By Christopher White, The Tablet’s National Correspondent
DUBLIN – Cardinal Blase Cupich offered a powerful admission on Thursday that Church leaders “cannot pretend to teach” on matters such as the family and love without acknowledging the scandal of clerical sex abuse, which looms ever larger over the global Catholic Church at the moment.
“As the Church in the United States and elsewhere is rocked by scandal, there are words like sorrow, shame, disgrace, and disgust that don’t express the outrage that are on the lips of our people. And rightly so,” he acknowledged.

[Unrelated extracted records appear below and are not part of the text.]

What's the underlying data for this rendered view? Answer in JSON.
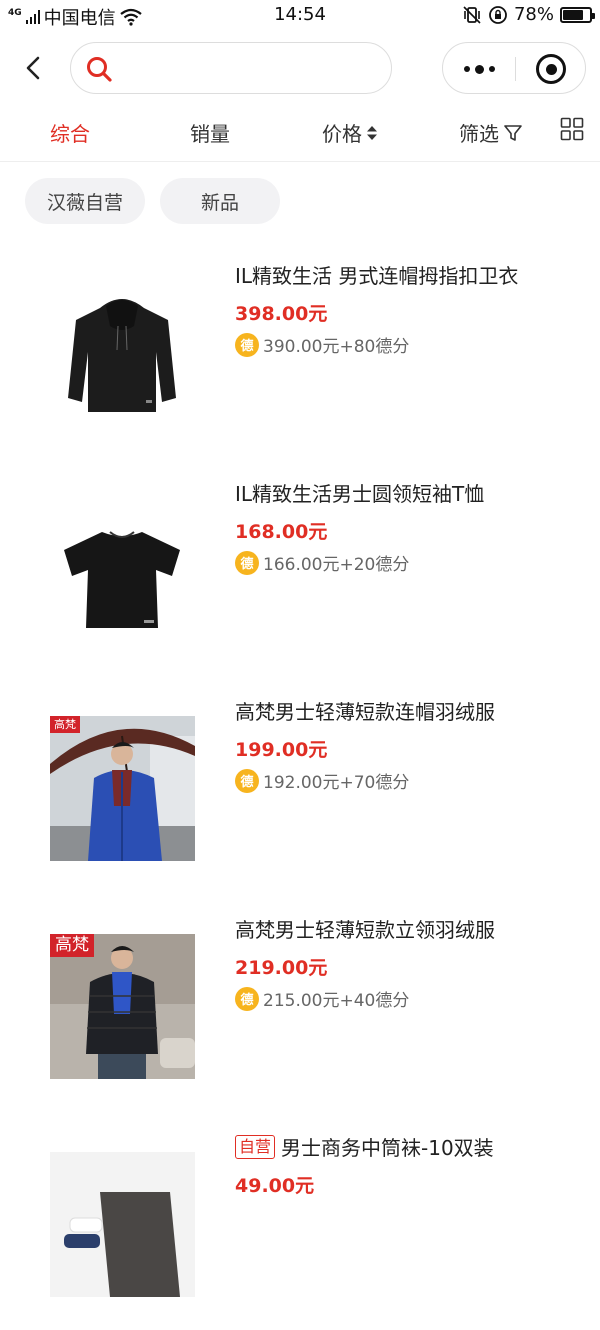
{
  "status_bar": {
    "network": "4G",
    "carrier": "中国电信",
    "time": "14:54",
    "battery_text": "78%",
    "battery_level": 0.78
  },
  "search": {
    "value": "",
    "placeholder": ""
  },
  "sort_tabs": [
    {
      "label": "综合",
      "active": true
    },
    {
      "label": "销量",
      "active": false
    },
    {
      "label": "价格",
      "active": false
    },
    {
      "label": "筛选",
      "active": false
    }
  ],
  "filter_tags": [
    "汉薇自营",
    "新品"
  ],
  "products": [
    {
      "name": "IL精致生活 男式连帽拇指扣卫衣",
      "price": "398.00元",
      "points": "390.00元+80德分",
      "image": "black-hoodie"
    },
    {
      "name": "IL精致生活男士圆领短袖T恤",
      "price": "168.00元",
      "points": "166.00元+20德分",
      "image": "black-tshirt"
    },
    {
      "name": "高梵男士轻薄短款连帽羽绒服",
      "price": "199.00元",
      "points": "192.00元+70德分",
      "image": "blue-down-jacket-umbrella",
      "brand_badge": "高梵"
    },
    {
      "name": "高梵男士轻薄短款立领羽绒服",
      "price": "219.00元",
      "points": "215.00元+40德分",
      "image": "black-down-jacket",
      "brand_badge": "高梵"
    },
    {
      "name": "男士商务中筒袜-10双装",
      "price": "49.00元",
      "self_badge": "自营",
      "image": "business-socks"
    }
  ],
  "coin_glyph": "德",
  "colors": {
    "accent": "#e02e24",
    "coin": "#f7b41e",
    "tag_bg": "#f2f2f4"
  }
}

Cardinal Cupich was speaking during a Pastoral Congress at the Vatican-sponsored World Meeting of Families in Dublin, Ireland, which will be capped off by a visit from Pope Francis over the weekend.
“These words describe the anguish that grips their hearts, but it can never capture the reality of suffering endured by victims of sexual abuse who are suffering with the compounded reality of the woeful responses of bishops who failed to protect them,” Cardinal Cupich continued.
Related: Pope’s Point Man Says Migrants Can Model the Real Meaning of Family
The archbishop of Chicago moderated a panel discussion on “The Dignity and Beauty of Sexual Love: Finding New Language for Ancient Truths,” where he was joined by five lay men and women for an hour-long reflection on ways in which Pope Francis’s 2016 apostolic exhortation “Amoris Laetitia” can inject new energy and innovation into the way the Church communicates its teaching on marriage and family life.
Before delving into the topic at hand, Cardinal Cupich effectively offered a public act of contrition for the actions of Church leaders who have not only failed to uphold the Church’s own teachings, but also, egregiously, and sometimes criminally, abandoned their flock.
Last week’s Pennsylvania Grand Jury report, which unmasked more than 300 abuser priests and more than 1,000 victims over the period of 70 years, has devastated Catholics throughout the United States.
Compounded by the earlier revelations this summer of ex-Cardinal Theodore McCarrick, who has been credibly accused of sex abuse, leading to Pope Francis’s acceptance of his resignation from the College of Cardinals, the U.S. Church is facing its greatest crisis since the sex abuse scandal surfaced in 2002.
Validating the Outrage
On Thursday, Cardinal Cupich sought to validate the outrage of many U.S. Catholics, noting their anger represents “the stirrings of conscience of people who are scandalized – scandalized by the terrible reality that too many of the men who promised to protect their children and strengthen their faith have been responsible for wounding both.”
He went on to condemn the “hypocrisy of too many men said to preach the gospel but who, instead, recklessly disregarded it in their own personal lives, convincing themselves that they were privileged and protected, that there is a different standard of behavior for them.”
Cardinal Cupich, one the U.S. Church’s leading allies of Pope Francis and a member of the Vatican’s influential Congregation of Bishops, said that as a member of the clergy, he and his fellow bishops and priests must give witness to the Church’s teaching in their own lives before preaching about it to others.
“I realize that as we mine the wonderful depths of the word of God, that these words have to be taken to heart by me and my brothers,” he maintained.
“If each of us do not witness to the truth of the human person as a relational being in our own lives, the fundamental dignity of each of us as children of God then we cannot pretend to teach,” he said.
In the aftermath of this summer’s turbulent sex abuse-related news in the U.S. Church, the cardinal has called for new reforms and greater accountability of all clergy, including new initiatives led by the laity.
Last week, he released a letter to the archdiocese of Chicago in which he endorsed steps taken by the leadership of the United States Conference of Catholic Bishops (USCCB) to further investigate the McCarrick allegations and potential cover-up, including a potential Vatican investigation, and an update to the USCCB’s policies on sexual abuse so that bishops are not exempt from accountability.
“Anger, shock, grief, shame,” Cardinal Cupich concluded. “There is one other word that we bishops must summon: ‘Resolve.’ We must resolve to face our failures and hold each other accountable.”
“We must resolve to be clear-eyed about what we have done, what we have failed to do, and what remains to be done. We must resolve to live in the light of humility, of repentance, of honesty – the light of Christ.”